In a March 11, 2005 letter, Ralph Morgenweck, the FWS Mountain-Prairie Regional Director, wrote to Hall sharply rebuking the policy for contradicting the purposes of the Endangered Species Act and running counter to best available science, stating:
“I have concerns that the policy could run counter to the purpose of the Endangered Species Act to recover the ecosystems upon which endangered and threatened species depend. It also may contradict our direction to use the best available science in endangered species decisions in some cases.”
In his letter, Morgenweck cites several examples where genetic diversity has been critical to species’ survival because it allows wildlife to adapt to emerging threats, diseases and changing conditions.
“Hall’s policy is a clear attempt to irresponsibly rollback endangered species protections by hamstringing agency scientists,” stated John Horning of Forest Guardians. “Hall is trying to destroy the vital safety net the Endangered Species Act provides for native wildlife and fish on the brink of extinction.”
By prohibiting consideration of individual or unique populations, Hall’s policy will allow FWS to declare wildlife species secure based on the status of any single population. This would allow the agency to pronounce species recovered even if a majority of populations were on the brink of extinction, or allow the agency to approve development projects that extirpate individual populations.
“If Dale Hall were in charge of the Fish and Wildlife Service, species
would be considered secure and recovered even if the only surviving members
were found in zoos,” stated Noah Greenwald, conservation biologist with
the Center for Biological Diversity. “Hall’s policy is a departure
from good science and undermines key protections for the nation’s wildlife.”
In recent months, FWS has come under increasing criticism for allowing its scientific conclusions to be altered for political reasons.
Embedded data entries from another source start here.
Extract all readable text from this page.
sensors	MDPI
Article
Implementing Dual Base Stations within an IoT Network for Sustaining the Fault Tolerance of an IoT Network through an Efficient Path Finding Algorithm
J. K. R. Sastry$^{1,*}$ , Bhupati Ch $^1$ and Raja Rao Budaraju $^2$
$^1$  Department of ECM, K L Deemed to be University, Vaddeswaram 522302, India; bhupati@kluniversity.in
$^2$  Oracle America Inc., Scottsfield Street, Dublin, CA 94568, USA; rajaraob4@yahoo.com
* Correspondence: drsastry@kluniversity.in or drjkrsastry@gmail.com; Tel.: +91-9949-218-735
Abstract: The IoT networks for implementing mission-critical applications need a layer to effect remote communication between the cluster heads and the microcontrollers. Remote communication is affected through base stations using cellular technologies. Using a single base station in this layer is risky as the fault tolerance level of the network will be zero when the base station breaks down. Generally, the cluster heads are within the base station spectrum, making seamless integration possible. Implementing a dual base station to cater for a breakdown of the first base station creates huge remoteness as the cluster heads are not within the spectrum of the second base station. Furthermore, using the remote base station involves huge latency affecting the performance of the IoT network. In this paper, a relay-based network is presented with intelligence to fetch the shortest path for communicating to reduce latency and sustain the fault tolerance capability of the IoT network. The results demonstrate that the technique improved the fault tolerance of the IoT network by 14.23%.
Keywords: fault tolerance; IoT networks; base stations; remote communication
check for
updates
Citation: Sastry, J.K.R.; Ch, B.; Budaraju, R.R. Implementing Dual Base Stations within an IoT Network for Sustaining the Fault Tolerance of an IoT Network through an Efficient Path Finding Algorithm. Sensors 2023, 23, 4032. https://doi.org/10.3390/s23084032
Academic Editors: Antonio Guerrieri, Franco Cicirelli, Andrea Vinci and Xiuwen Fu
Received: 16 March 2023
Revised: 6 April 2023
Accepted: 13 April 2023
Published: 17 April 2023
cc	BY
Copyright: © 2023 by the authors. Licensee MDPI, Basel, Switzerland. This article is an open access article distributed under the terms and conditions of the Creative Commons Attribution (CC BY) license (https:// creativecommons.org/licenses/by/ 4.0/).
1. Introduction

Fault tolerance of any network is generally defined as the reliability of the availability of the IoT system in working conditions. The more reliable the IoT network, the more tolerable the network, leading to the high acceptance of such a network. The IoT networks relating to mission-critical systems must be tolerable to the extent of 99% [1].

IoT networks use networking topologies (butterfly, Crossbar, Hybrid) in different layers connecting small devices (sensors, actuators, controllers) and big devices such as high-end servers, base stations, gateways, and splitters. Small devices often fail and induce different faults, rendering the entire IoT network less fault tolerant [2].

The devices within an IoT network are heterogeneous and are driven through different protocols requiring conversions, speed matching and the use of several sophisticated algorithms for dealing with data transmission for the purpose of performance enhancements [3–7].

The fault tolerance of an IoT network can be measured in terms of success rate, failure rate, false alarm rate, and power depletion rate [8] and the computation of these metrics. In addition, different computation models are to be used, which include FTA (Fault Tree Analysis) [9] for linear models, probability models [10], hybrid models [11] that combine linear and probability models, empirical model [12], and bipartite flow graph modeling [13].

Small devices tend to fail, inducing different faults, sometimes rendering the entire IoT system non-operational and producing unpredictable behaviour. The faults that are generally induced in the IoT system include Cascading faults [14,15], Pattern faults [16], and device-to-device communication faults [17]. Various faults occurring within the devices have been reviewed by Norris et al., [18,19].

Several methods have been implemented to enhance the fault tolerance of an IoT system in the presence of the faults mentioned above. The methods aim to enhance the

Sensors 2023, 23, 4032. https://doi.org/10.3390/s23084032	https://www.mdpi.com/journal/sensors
A recent survey of FWS employees by the Union of Concerned Scientists and Public Employees for Environmental Responsibility found that more than in any other region, agency biologists in the Southwest have been subjected to political interference, with nearly half of the respondents working under Hall reporting being “directed, for non-scientific reasons to refrain from making” findings protective of wildlife.
“Dale Hall’s ban on using genetic factors is yet another attempt to politically short-circuit science to achieve pre-determined, pro-development results,” said PEER Program Director Rebecca Roose, noting that Hall’s policy would directly affect several recovery plans now under development in the Southwest. “Telling biologists not to consider genetic factors is like telling engineers they cannot use mathematics.”